Bazı yemeklerin isimlerinin de bir efsaneye dayandığını görüyoruz. Doğruluğu konusunda bir kesinlik olmamakla beraber, halk arasında bu şekilde söylendiği için muteberdir. Mesela Tarhana çorbası bu tür “efsane” yemeklerden biridir. Hikâyesi ise şöyledir: “Devrin sultanı, Ramazan ayında, bir gün tebdil-i kıyafetle şehri dolaşmaya çıkar. Yanında baş veziri vardır. Sultan; Paşa, akşam ezanı kimin kapısının önünde okunursa o evde iftar edelim, der. İftar vakti yaklaşmıştır. Ara sokaklara girerler. Her evin kapısının önünde bir kişi beklemektedir. Bir misafir bulup evlerine iftar için çağıracaklar. Başkalarına iftar ettirmenin zevkine tadacaklar ve sevabını alacaklar.

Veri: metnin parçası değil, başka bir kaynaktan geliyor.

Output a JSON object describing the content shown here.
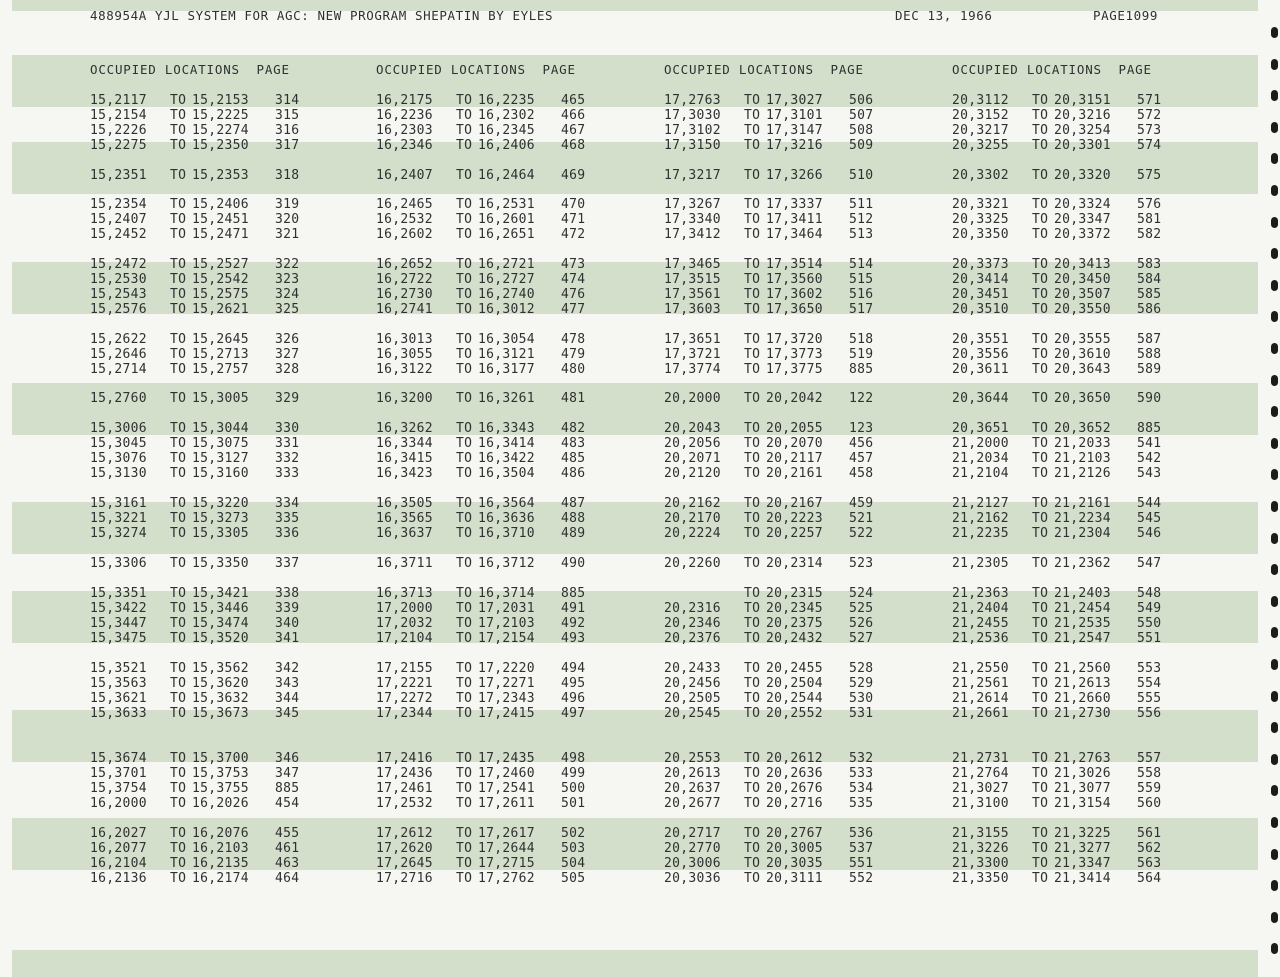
{
  "header": {
    "title": "488954A YJL SYSTEM FOR AGC: NEW PROGRAM SHEPATIN BY EYLES",
    "date": "DEC 13, 1966",
    "page": "PAGE1099"
  },
  "column_header": "OCCUPIED LOCATIONS  PAGE",
  "table": {
    "to_label": "TO",
    "columns": [
      {
        "groups": [
          [
            [
              "15,2117",
              "15,2153",
              "314"
            ],
            [
              "15,2154",
              "15,2225",
              "315"
            ],
            [
              "15,2226",
              "15,2274",
              "316"
            ],
            [
              "15,2275",
              "15,2350",
              "317"
            ]
          ],
          [
            [
              "15,2351",
              "15,2353",
              "318"
            ]
          ],
          [
            [
              "15,2354",
              "15,2406",
              "319"
            ],
            [
              "15,2407",
              "15,2451",
              "320"
            ],
            [
              "15,2452",
              "15,2471",
              "321"
            ]
          ],
          [
            [
              "15,2472",
              "15,2527",
              "322"
            ],
            [
              "15,2530",
              "15,2542",
              "323"
            ],
            [
              "15,2543",
              "15,2575",
              "324"
            ],
            [
              "15,2576",
              "15,2621",
              "325"
            ]
          ],
          [
            [
              "15,2622",
              "15,2645",
              "326"
            ],
            [
              "15,2646",
              "15,2713",
              "327"
            ],
            [
              "15,2714",
              "15,2757",
              "328"
            ]
          ],
          [
            [
              "15,2760",
              "15,3005",
              "329"
            ]
          ],
          [
            [
              "15,3006",
              "15,3044",
              "330"
            ],
            [
              "15,3045",
              "15,3075",
              "331"
            ],
            [
              "15,3076",
              "15,3127",
              "332"
            ],
            [
              "15,3130",
              "15,3160",
              "333"
            ]
          ],
          [
            [
              "15,3161",
              "15,3220",
              "334"
            ],
            [
              "15,3221",
              "15,3273",
              "335"
            ],
            [
              "15,3274",
              "15,3305",
              "336"
            ]
          ],
          [
            [
              "15,3306",
              "15,3350",
              "337"
            ]
          ],
          [
            [
              "15,3351",
              "15,3421",
              "338"
            ],
            [
              "15,3422",
              "15,3446",
              "339"
            ],
            [
              "15,3447",
              "15,3474",
              "340"
            ],
            [
              "15,3475",
              "15,3520",
              "341"
            ]
          ],
          [
            [
              "15,3521",
              "15,3562",
              "342"
            ],
            [
              "15,3563",
              "15,3620",
              "343"
            ],
            [
              "15,3621",
              "15,3632",
              "344"
            ],
            [
              "15,3633",
              "15,3673",
              "345"
            ]
          ],
          [
            [
              "15,3674",
              "15,3700",
              "346"
            ],
            [
              "15,3701",
              "15,3753",
              "347"
            ],
            [
              "15,3754",
              "15,3755",
              "885"
            ],
            [
              "16,2000",
              "16,2026",
              "454"
            ]
          ],
          [
            [
              "16,2027",
              "16,2076",
              "455"
            ],
            [
              "16,2077",
              "16,2103",
              "461"
            ],
            [
              "16,2104",
              "16,2135",
              "463"
            ],
            [
              "16,2136",
              "16,2174",
              "464"
            ]
          ]
        ]
      },
      {
        "groups": [
          [
            [
              "16,2175",
              "16,2235",
              "465"
            ],
            [
              "16,2236",
              "16,2302",
              "466"
            ],
            [
              "16,2303",
              "16,2345",
              "467"
            ],
            [
              "16,2346",
              "16,2406",
              "468"
            ]
          ],
          [
            [
              "16,2407",
              "16,2464",
              "469"
            ]
          ],
          [
            [
              "16,2465",
              "16,2531",
              "470"
            ],
            [
              "16,2532",
              "16,2601",
              "471"
            ],
            [
              "16,2602",
              "16,2651",
              "472"
            ]
          ],
          [
            [
              "16,2652",
              "16,2721",
              "473"
            ],
            [
              "16,2722",
              "16,2727",
              "474"
            ],
            [
              "16,2730",
              "16,2740",
              "476"
            ],
            [
              "16,2741",
              "16,3012",
              "477"
            ]
          ],
          [
            [
              "16,3013",
              "16,3054",
              "478"
            ],
            [
              "16,3055",
              "16,3121",
              "479"
            ],
            [
              "16,3122",
              "16,3177",
              "480"
            ]
          ],
          [
            [
              "16,3200",
              "16,3261",
              "481"
            ]
          ],
          [
            [
              "16,3262",
              "16,3343",
              "482"
            ],
            [
              "16,3344",
              "16,3414",
              "483"
            ],
            [
              "16,3415",
              "16,3422",
              "485"
            ],
            [
              "16,3423",
              "16,3504",
              "486"
            ]
          ],
          [
            [
              "16,3505",
              "16,3564",
              "487"
            ],
            [
              "16,3565",
              "16,3636",
              "488"
            ],
            [
              "16,3637",
              "16,3710",
              "489"
            ]
          ],
          [
            [
              "16,3711",
              "16,3712",
              "490"
            ]
          ],
          [
            [
              "16,3713",
              "16,3714",
              "885"
            ],
            [
              "17,2000",
              "17,2031",
              "491"
            ],
            [
              "17,2032",
              "17,2103",
              "492"
            ],
            [
              "17,2104",
              "17,2154",
              "493"
            ]
          ],
          [
            [
              "17,2155",
              "17,2220",
              "494"
            ],
            [
              "17,2221",
              "17,2271",
              "495"
            ],
            [
              "17,2272",
              "17,2343",
              "496"
            ],
            [
              "17,2344",
              "17,2415",
              "497"
            ]
          ],
          [
            [
              "17,2416",
              "17,2435",
              "498"
            ],
            [
              "17,2436",
              "17,2460",
              "499"
            ],
            [
              "17,2461",
              "17,2541",
              "500"
            ],
            [
              "17,2532",
              "17,2611",
              "501"
            ]
          ],
          [
            [
              "17,2612",
              "17,2617",
              "502"
            ],
            [
              "17,2620",
              "17,2644",
              "503"
            ],
            [
              "17,2645",
              "17,2715",
              "504"
            ],
            [
              "17,2716",
              "17,2762",
              "505"
            ]
          ]
        ]
      },
      {
        "groups": [
          [
            [
              "17,2763",
              "17,3027",
              "506"
            ],
            [
              "17,3030",
              "17,3101",
              "507"
            ],
            [
              "17,3102",
              "17,3147",
              "508"
            ],
            [
              "17,3150",
              "17,3216",
              "509"
            ]
          ],
          [
            [
              "17,3217",
              "17,3266",
              "510"
            ]
          ],
          [
            [
              "17,3267",
              "17,3337",
              "511"
            ],
            [
              "17,3340",
              "17,3411",
              "512"
            ],
            [
              "17,3412",
              "17,3464",
              "513"
            ]
          ],
          [
            [
              "17,3465",
              "17,3514",
              "514"
            ],
            [
              "17,3515",
              "17,3560",
              "515"
            ],
            [
              "17,3561",
              "17,3602",
              "516"
            ],
            [
              "17,3603",
              "17,3650",
              "517"
            ]
          ],
          [
            [
              "17,3651",
              "17,3720",
              "518"
            ],
            [
              "17,3721",
              "17,3773",
              "519"
            ],
            [
              "17,3774",
              "17,3775",
              "885"
            ]
          ],
          [
            [
              "20,2000",
              "20,2042",
              "122"
            ]
          ],
          [
            [
              "20,2043",
              "20,2055",
              "123"
            ],
            [
              "20,2056",
              "20,2070",
              "456"
            ],
            [
              "20,2071",
              "20,2117",
              "457"
            ],
            [
              "20,2120",
              "20,2161",
              "458"
            ]
          ],
          [
            [
              "20,2162",
              "20,2167",
              "459"
            ],
            [
              "20,2170",
              "20,2223",
              "521"
            ],
            [
              "20,2224",
              "20,2257",
              "522"
            ]
          ],
          [
            [
              "20,2260",
              "20,2314",
              "523"
            ]
          ],
          [
            [
              "",
              "20,2315",
              "524"
            ],
            [
              "20,2316",
              "20,2345",
              "525"
            ],
            [
              "20,2346",
              "20,2375",
              "526"
            ],
            [
              "20,2376",
              "20,2432",
              "527"
            ]
          ],
          [
            [
              "20,2433",
              "20,2455",
              "528"
            ],
            [
              "20,2456",
              "20,2504",
              "529"
            ],
            [
              "20,2505",
              "20,2544",
              "530"
            ],
            [
              "20,2545",
              "20,2552",
              "531"
            ]
          ],
          [
            [
              "20,2553",
              "20,2612",
              "532"
            ],
            [
              "20,2613",
              "20,2636",
              "533"
            ],
            [
              "20,2637",
              "20,2676",
              "534"
            ],
            [
              "20,2677",
              "20,2716",
              "535"
            ]
          ],
          [
            [
              "20,2717",
              "20,2767",
              "536"
            ],
            [
              "20,2770",
              "20,3005",
              "537"
            ],
            [
              "20,3006",
              "20,3035",
              "551"
            ],
            [
              "20,3036",
              "20,3111",
              "552"
            ]
          ]
        ]
      },
      {
        "groups": [
          [
            [
              "20,3112",
              "20,3151",
              "571"
            ],
            [
              "20,3152",
              "20,3216",
              "572"
            ],
            [
              "20,3217",
              "20,3254",
              "573"
            ],
            [
              "20,3255",
              "20,3301",
              "574"
            ]
          ],
          [
            [
              "20,3302",
              "20,3320",
              "575"
            ]
          ],
          [
            [
              "20,3321",
              "20,3324",
              "576"
            ],
            [
              "20,3325",
              "20,3347",
              "581"
            ],
            [
              "20,3350",
              "20,3372",
              "582"
            ]
          ],
          [
            [
              "20,3373",
              "20,3413",
              "583"
            ],
            [
              "20,3414",
              "20,3450",
              "584"
            ],
            [
              "20,3451",
              "20,3507",
              "585"
            ],
            [
              "20,3510",
              "20,3550",
              "586"
            ]
          ],
          [
            [
              "20,3551",
              "20,3555",
              "587"
            ],
            [
              "20,3556",
              "20,3610",
              "588"
            ],
            [
              "20,3611",
              "20,3643",
              "589"
            ]
          ],
          [
            [
              "20,3644",
              "20,3650",
              "590"
            ]
          ],
          [
            [
              "20,3651",
              "20,3652",
              "885"
            ],
            [
              "21,2000",
              "21,2033",
              "541"
            ],
            [
              "21,2034",
              "21,2103",
              "542"
            ],
            [
              "21,2104",
              "21,2126",
              "543"
            ]
          ],
          [
            [
              "21,2127",
              "21,2161",
              "544"
            ],
            [
              "21,2162",
              "21,2234",
              "545"
            ],
            [
              "21,2235",
              "21,2304",
              "546"
            ]
          ],
          [
            [
              "21,2305",
              "21,2362",
              "547"
            ]
          ],
          [
            [
              "21,2363",
              "21,2403",
              "548"
            ],
            [
              "21,2404",
              "21,2454",
              "549"
            ],
            [
              "21,2455",
              "21,2535",
              "550"
            ],
            [
              "21,2536",
              "21,2547",
              "551"
            ]
          ],
          [
            [
              "21,2550",
              "21,2560",
              "553"
            ],
            [
              "21,2561",
              "21,2613",
              "554"
            ],
            [
              "21,2614",
              "21,2660",
              "555"
            ],
            [
              "21,2661",
              "21,2730",
              "556"
            ]
          ],
          [
            [
              "21,2731",
              "21,2763",
              "557"
            ],
            [
              "21,2764",
              "21,3026",
              "558"
            ],
            [
              "21,3027",
              "21,3077",
              "559"
            ],
            [
              "21,3100",
              "21,3154",
              "560"
            ]
          ],
          [
            [
              "21,3155",
              "21,3225",
              "561"
            ],
            [
              "21,3226",
              "21,3277",
              "562"
            ],
            [
              "21,3300",
              "21,3347",
              "563"
            ],
            [
              "21,3350",
              "21,3414",
              "564"
            ]
          ]
        ]
      }
    ]
  }
}
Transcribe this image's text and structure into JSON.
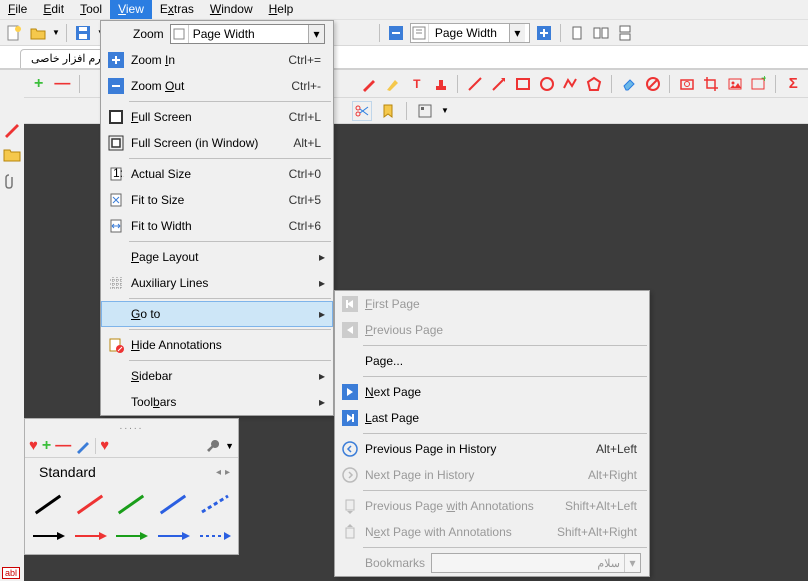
{
  "menubar": {
    "file": "File",
    "edit": "Edit",
    "tool": "Tool",
    "view": "View",
    "extras": "Extras",
    "window": "Window",
    "help": "Help"
  },
  "toolbar": {
    "zoom_value": "Page Width",
    "zoom_value2": "Page Width"
  },
  "tab": {
    "title": "رم افزار خاصی"
  },
  "view_menu": {
    "zoom_label": "Zoom",
    "zoom_combo": "Page Width",
    "zoom_in": "Zoom In",
    "zoom_in_sc": "Ctrl+=",
    "zoom_out": "Zoom Out",
    "zoom_out_sc": "Ctrl+-",
    "full_screen": "Full Screen",
    "full_screen_sc": "Ctrl+L",
    "full_screen_win": "Full Screen (in Window)",
    "full_screen_win_sc": "Alt+L",
    "actual_size": "Actual Size",
    "actual_size_sc": "Ctrl+0",
    "fit_to_size": "Fit to Size",
    "fit_to_size_sc": "Ctrl+5",
    "fit_to_width": "Fit to Width",
    "fit_to_width_sc": "Ctrl+6",
    "page_layout": "Page Layout",
    "aux_lines": "Auxiliary Lines",
    "go_to": "Go to",
    "hide_ann": "Hide Annotations",
    "sidebar": "Sidebar",
    "toolbars": "Toolbars"
  },
  "goto_menu": {
    "first": "First Page",
    "prev": "Previous Page",
    "page": "Page...",
    "next": "Next Page",
    "last": "Last Page",
    "prev_hist": "Previous Page in History",
    "prev_hist_sc": "Alt+Left",
    "next_hist": "Next Page in History",
    "next_hist_sc": "Alt+Right",
    "prev_ann": "Previous Page with Annotations",
    "prev_ann_sc": "Shift+Alt+Left",
    "next_ann": "Next Page with Annotations",
    "next_ann_sc": "Shift+Alt+Right",
    "bookmarks": "Bookmarks",
    "bookmarks_value": "سلام"
  },
  "palette": {
    "title": "Standard",
    "dots": "....."
  }
}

Sultan ve veziri kendilerini tanıtmadan, herkese selam vererek giderler. İftar topu atılıp akşam ezanı okunmaya başladığında, fakir ama gönlü zengin bir Müslüman’ın evinin önündedirler. Zaten ev sahibi de iftara birilerini çağırabilmek için orada beklemektedir. Sofra hazırlanmış. Sıcacık taze ekmek, tuz ve mis gibi tüten bir çorba vardır. Tuzla iftarlarını açarlar, ekmek ve çorba ile karınlarını doyururlar. Çorba, sultanın çok hoşuna gitmiştir. Ev sahibine; ‘Bu çorba çok hoşuma gitti. Ne çorbasıdır bu?’ diye sorar. Çok zeki ve ferasetli olan ev sahibi; ‘Darhane çorbasıdır, sultanım’ diye cevap verir. Darhane, Anadolu insanının dilinde ‘tarhana’ olarak yerini alır.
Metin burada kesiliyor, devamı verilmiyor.